Uniphore provides AI-based conversational automation technologies designed to understand speech and aid staff in providing the right responses for each caller. 

The company's philosophy is to use technology to augment the skills of call center staff rather than replace them.

Umesh Sachdev, CEO and co-founder of Uniphore, says he is not surprised by the failure of chatbots to please consumers because humans have a significant advantage over any machine. 

"Humans have the ability to express empathy -- a machine cannot. It can say the right words but it cannot fake authenticity," says Sachdev. Humans also have emotional intelligence which machine intelligence will likely never have.

Uniphore says that the survey reveals the importance of call centers for future business prosperity with six out of ten people likely to recommend a company if they had a positive experience.

A positive experience for the majority (76 percent) means speaking with a live human. Only 8 percent responded that they would prefer not to talk with a person. And only one in four said they had a positive experience with a chatbot or voice assistant.

Sachdev says its AI technology is able to take care of many caller issues in real-time in the background. For example, if someone calls and says they want to cancel a credit card the system can understand the request and near-instantly perform the action.

 And as soon as the caller has finished speaking the live agent can say, "It's done. We just cancelled your credit card."

Similarly, the Uniphore system can furnish a live agent with the necessary information on their screen to answer a caller's query -- in real-time. This can help with another top complaint: 53% of callers spend more than 30 minutes on hold 

"A key advantage is that call center staff don't need to go through a three-month training course, they become productive much faster," says Sachdev.

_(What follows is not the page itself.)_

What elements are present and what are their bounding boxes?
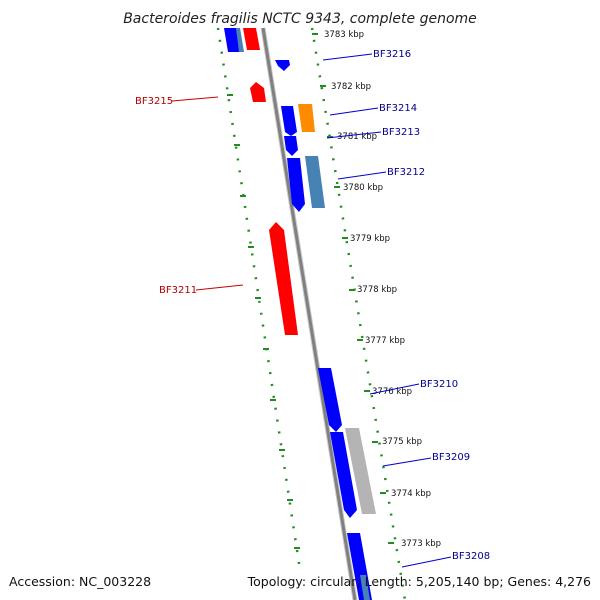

Uniphore can understand 100 languages. Its security is based on a database of voice-prints which are unique signatures and can quickly verify identities of callers -- and also verify the live agents' identity. 

The survey was completed in the third week of November from a random sampling of 1,078 US adults.

The distaste for artificial chat technologies could be generational. A survey published by BankMyCell, a retailer of used gadgets, found that 75% of millennials hate making phone calls and 81% would prefer a chatbot than a human.